On Saturday we visit the Geothermal park are in Monterotondo Marittimo and the fascinating village of Castelnuovo Val di Cecina and its murals in the afternoon. More information here
This is the fourth time we have visited the area of Costa degli Etruschi and Piombino but it does not disappoint. During the shoulder season it is almost untouched by tourism despite having a wealth of picturesque villages, pretty countryside and wilder areas of woods, excellent beaches like Rimigliano and a relaxed feel of authenticity. Spring has the advantage of the flowers of the Mediterranean undergrowth along the coast while autumn the countryside is especially beautiful as the leaves of the vines start to change colour. So it's one of our favourite areas in Italy.
April was a good time to visit for walking along the coast and exploring towns and villages before it gets too hot. We had a couple of half days of rain but temperatures were mostly around twenty degrees. The towns and villages inland have a good choice of restaurants offering reasonably priced and excellent local food since they rely on residents and those who have second houses as much as tourists.

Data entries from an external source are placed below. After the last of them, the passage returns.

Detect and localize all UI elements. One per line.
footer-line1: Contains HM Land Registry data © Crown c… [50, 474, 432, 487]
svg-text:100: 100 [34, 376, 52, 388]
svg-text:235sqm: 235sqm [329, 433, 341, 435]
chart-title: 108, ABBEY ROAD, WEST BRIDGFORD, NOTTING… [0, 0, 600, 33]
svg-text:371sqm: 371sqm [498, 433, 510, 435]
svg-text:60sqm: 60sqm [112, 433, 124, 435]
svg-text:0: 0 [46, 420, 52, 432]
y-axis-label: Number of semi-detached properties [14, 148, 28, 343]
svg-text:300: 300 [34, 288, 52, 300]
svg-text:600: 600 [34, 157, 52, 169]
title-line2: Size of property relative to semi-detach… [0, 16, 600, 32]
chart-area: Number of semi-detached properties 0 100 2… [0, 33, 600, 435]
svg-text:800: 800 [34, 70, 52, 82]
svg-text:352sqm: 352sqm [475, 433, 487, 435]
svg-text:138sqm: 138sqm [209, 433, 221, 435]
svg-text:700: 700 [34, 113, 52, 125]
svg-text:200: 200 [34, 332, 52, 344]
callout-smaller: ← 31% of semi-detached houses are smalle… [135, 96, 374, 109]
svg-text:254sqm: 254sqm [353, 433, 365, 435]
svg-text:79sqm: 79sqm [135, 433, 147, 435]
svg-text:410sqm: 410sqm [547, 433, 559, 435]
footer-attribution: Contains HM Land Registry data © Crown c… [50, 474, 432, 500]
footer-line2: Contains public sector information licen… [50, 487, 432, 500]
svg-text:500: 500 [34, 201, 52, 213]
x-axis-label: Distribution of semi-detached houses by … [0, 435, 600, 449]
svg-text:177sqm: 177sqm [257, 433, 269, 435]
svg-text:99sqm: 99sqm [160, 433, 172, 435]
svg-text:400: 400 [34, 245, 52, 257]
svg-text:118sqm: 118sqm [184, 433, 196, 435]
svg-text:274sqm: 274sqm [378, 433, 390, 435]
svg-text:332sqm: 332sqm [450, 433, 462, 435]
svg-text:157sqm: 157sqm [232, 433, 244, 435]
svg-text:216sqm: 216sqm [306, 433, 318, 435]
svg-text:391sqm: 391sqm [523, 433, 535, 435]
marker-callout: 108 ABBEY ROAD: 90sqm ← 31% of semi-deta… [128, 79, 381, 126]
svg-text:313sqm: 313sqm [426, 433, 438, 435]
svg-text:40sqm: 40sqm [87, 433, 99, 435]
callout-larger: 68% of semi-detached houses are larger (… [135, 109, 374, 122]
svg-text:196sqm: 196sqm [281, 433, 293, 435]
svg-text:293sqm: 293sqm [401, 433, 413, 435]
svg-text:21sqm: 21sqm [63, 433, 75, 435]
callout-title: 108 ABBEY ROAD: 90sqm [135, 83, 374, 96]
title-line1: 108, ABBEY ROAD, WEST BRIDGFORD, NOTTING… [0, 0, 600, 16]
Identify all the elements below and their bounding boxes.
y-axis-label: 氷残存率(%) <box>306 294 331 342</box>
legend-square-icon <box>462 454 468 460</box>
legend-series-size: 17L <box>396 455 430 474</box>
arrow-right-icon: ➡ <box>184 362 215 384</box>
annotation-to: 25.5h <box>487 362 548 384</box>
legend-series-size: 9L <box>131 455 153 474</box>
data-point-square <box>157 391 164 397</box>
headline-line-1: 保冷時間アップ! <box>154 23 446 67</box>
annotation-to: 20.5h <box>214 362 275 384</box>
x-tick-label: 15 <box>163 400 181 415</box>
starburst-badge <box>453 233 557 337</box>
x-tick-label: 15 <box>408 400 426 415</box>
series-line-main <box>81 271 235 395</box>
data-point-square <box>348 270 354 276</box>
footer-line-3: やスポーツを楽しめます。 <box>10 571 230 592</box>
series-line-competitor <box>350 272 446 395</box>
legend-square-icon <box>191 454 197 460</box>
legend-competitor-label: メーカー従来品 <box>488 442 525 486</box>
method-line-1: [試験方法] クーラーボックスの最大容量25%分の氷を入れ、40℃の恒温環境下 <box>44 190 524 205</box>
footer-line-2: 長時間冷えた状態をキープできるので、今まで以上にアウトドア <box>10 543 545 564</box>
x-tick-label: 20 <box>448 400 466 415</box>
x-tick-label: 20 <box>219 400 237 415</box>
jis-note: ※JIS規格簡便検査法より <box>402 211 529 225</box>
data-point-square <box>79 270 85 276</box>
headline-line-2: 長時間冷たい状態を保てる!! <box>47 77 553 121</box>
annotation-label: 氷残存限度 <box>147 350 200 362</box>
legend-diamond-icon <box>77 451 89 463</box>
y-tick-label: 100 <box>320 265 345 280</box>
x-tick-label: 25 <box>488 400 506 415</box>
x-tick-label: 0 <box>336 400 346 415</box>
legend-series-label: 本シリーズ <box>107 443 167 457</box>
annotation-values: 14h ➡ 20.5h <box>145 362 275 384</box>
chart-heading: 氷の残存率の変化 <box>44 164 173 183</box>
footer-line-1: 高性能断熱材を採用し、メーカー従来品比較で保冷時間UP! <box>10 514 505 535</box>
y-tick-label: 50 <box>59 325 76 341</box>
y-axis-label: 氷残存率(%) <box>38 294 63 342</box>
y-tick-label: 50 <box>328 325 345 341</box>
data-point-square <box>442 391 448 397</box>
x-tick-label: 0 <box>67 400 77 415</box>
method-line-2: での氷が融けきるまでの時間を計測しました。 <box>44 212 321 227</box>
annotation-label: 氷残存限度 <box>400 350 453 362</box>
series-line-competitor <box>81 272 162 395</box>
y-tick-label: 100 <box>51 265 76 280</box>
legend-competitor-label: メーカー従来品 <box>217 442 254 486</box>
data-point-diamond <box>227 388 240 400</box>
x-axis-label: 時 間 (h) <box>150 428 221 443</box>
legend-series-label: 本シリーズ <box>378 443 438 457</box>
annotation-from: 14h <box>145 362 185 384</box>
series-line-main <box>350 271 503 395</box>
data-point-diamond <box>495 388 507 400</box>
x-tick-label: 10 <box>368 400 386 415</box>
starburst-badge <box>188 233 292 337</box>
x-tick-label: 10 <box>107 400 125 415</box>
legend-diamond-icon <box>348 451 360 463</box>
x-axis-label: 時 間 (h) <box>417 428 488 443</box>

Instead fish based eateries near the sea are as expensive as elsewhere in Italy. It's an area where a car is useful, not so easy by public transport especially to get to the most natural beaches and for hiking. Driving is easy out of season because the roads are quiet, just a little busy on a sunny Sunday.
This time we stayed a week, but if you are new to the area you could definitely stay longer without getting bored, especially if you want to include some beach and/or hiking time. And we still haven't got to Elba island......I expect we will return for a fifth time, sooner or later!